The deadline to submit signatures for the 2015 ballot is Thursday. Woodbury said the group has gathered at least 61,000 signatures so far, but he couldn’t provide an exact count. At least 61,123 validated signatures – or 10 percent of the total votes cast in the 2014 governor’s race – will be needed to get the proposal on the ballot next year.

Waiting until 2016 will also allow ranked-choice voting advocates to take advantage of higher turnout during a presidential election year. And it provides the group more time to work with town clerks and the secretary of state’s office to ensure that the system could be fully implemented by 2018 if voters approve it, Woodbury said.

Secretary of State Matthew Dunlap said a number of issues would have to be worked out in order to implement ranked-choice voting, like whether the state would be able to continue with its system of paper ballots or would have to switch to electronic voting machines. His office has not yet taken a position on the proposal.

“We will be interested to see what they do and what they have to say about it,” Dunlap said.

If approved, Maine would be the first state to pass ranked-choice voting, Woodbury said. The system has been used by some cities, including Portland, for mayoral races.

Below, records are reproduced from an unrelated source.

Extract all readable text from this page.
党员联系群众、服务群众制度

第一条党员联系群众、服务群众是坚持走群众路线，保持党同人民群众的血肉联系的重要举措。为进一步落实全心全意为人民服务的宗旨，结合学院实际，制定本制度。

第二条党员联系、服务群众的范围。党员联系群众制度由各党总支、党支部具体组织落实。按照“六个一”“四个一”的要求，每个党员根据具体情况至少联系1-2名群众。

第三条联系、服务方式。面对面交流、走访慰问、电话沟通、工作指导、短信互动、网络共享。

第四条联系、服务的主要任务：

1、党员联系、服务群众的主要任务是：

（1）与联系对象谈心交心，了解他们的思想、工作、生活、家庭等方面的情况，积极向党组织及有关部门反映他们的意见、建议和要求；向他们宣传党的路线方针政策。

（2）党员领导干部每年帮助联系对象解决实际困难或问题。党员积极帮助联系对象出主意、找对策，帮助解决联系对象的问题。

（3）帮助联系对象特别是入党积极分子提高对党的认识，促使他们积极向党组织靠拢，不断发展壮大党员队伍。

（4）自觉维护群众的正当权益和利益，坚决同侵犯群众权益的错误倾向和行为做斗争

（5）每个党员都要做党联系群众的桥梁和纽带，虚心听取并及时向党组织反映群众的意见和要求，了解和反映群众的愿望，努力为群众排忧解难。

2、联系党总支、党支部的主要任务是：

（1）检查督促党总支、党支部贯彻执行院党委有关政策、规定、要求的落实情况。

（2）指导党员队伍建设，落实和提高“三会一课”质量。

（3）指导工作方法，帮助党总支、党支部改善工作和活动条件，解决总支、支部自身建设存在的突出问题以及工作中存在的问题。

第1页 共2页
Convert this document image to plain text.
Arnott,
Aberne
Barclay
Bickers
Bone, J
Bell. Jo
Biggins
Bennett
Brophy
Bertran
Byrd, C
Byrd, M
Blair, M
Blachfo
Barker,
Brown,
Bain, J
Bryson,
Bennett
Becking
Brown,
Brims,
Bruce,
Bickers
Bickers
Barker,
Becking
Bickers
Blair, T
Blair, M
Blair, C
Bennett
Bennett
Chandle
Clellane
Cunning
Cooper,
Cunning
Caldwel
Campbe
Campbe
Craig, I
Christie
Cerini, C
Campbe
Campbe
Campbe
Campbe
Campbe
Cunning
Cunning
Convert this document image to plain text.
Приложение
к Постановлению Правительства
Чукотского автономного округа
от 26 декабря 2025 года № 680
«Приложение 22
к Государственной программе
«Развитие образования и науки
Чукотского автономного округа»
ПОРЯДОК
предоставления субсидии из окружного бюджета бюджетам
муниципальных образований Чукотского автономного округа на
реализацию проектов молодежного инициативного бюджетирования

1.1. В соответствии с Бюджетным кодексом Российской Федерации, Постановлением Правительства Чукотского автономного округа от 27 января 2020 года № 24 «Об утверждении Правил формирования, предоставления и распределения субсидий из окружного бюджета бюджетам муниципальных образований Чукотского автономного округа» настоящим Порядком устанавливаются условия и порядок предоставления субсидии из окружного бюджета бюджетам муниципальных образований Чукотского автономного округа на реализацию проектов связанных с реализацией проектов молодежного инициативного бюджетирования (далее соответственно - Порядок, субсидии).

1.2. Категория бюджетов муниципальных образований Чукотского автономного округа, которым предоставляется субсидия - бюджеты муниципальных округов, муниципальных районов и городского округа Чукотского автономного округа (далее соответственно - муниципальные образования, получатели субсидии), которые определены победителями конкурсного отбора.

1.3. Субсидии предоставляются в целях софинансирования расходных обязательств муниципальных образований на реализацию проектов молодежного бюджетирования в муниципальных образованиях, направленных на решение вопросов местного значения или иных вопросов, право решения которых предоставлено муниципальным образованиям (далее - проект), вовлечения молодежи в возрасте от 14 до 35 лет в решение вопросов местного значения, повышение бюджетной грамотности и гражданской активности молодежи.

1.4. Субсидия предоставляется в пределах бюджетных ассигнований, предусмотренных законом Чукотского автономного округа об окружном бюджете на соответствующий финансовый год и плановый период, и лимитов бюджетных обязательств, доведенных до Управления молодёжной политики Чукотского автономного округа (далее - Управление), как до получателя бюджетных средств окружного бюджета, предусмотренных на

While Mainers won’t consider a ranked-choice voting measure this year, they may get to vote on a proposal aimed at strengthening the state’s public-financing elections law. Maine Citizens for Clean Elections delivered more than 85,000 signatures to the secretary of state’s office on Wednesday in an attempt to force a referendum on its proposal to give publicly financed candidates more access to cash on the campaign trail.